Joseph von Eichendorff ‘Aus dem Leben eines Taugenichts’

Nehmen Sie das Lied S. 56 („Wer in die Fremde wandern will“; alte Ausgabe: 53f.) als Ausgangspunkt Ihrer Interpretation!

1. Stellen Sie die Situation dar, in der das Lied gesungen wird, und stellen Sie dar, wie es zu dieser Situation kommt (also Inhaltsangabe)!

2. Geben Sie den Inhalt des Lieds wieder!

3. Stellen Sie mit Hinweisen auf andere Stellen der Erzählung Eichendorffs dar, in welcher Weise die Grundsituation dieses Lieds bezeichnend ist für die Einstellung des Taugenichts allgemein!

4. Erläutern Sie die symbolische (metaphysische) Bedeutung des Heimwehs, die viele Interpreten in Eichendorffs Gedichten sehen; erläutern Sie das Problem, das in diesem Zusammenhang die letzte Strophe darstellt! Wieso ergibt sich dieses Problem nicht bei dem Lied ‘Mondnacht’?

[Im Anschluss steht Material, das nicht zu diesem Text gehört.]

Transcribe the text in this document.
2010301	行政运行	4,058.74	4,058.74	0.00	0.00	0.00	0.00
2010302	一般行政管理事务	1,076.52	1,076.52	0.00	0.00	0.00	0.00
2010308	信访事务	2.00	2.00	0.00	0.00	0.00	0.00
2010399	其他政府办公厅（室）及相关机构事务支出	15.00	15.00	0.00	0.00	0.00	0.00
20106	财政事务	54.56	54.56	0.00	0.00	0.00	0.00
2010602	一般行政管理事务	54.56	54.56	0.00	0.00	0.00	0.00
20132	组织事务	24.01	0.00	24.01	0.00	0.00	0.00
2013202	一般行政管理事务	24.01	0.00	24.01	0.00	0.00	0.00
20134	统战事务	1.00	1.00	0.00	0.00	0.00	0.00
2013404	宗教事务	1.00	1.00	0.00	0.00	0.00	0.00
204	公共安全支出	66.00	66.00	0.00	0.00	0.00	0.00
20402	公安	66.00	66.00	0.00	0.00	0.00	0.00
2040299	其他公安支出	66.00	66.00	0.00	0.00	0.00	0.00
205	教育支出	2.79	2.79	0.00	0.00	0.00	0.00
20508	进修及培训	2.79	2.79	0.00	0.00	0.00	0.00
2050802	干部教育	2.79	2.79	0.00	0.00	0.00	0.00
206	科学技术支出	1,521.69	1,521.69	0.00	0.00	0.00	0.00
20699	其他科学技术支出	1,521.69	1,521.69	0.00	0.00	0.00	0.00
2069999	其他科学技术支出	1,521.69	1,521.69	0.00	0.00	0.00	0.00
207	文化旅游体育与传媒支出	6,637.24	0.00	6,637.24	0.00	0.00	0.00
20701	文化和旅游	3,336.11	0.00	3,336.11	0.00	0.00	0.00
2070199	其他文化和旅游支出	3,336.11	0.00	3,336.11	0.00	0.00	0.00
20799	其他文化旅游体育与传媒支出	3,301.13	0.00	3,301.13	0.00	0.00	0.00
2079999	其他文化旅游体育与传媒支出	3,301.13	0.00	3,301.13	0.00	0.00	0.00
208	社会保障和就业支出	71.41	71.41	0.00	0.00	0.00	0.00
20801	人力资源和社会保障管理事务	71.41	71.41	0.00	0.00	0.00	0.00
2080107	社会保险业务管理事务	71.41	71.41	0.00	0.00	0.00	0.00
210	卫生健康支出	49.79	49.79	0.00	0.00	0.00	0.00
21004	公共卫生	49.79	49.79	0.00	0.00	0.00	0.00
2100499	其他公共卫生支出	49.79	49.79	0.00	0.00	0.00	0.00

5. Diskutieren (Erörtern) Sie, ob die Lebensweise des Taugenichts ein akzeptabler Lebensentwurf sein kann (grundsätzlich, zeitweise, als Ergänzung, als Traum, Idylle, Utopie)!
Entscheidend ist, dass Sie bei der Erörterung gute Gründe gut formuliert vortragen; nicht entscheidend ist die Art des Ergebnisses, zu dem Sie kommen.



Mondnacht

Es war, als hätt der Himmel
Die Erde still geküsst,
Dass sie im Blütenschimmer
Von ihm nur träumen müsst.

Die Luft ging durch die Felder,
Die Ähren wogten sacht,
Es rauschten leis die Wälder,
So sternklar war die Nacht.

Und meine Seele spannte
Weit ihre Flügel aus,
Flog durch die stillen Lande,
Als flöge sie nach Haus.



Lösungsvorschlag

zu 1. Stellen Sie die Situation dar, in der das Lied gesungen wird, und stellen Sie dar, wie es zu dieser Situation kommt (also Inhaltsangabe)!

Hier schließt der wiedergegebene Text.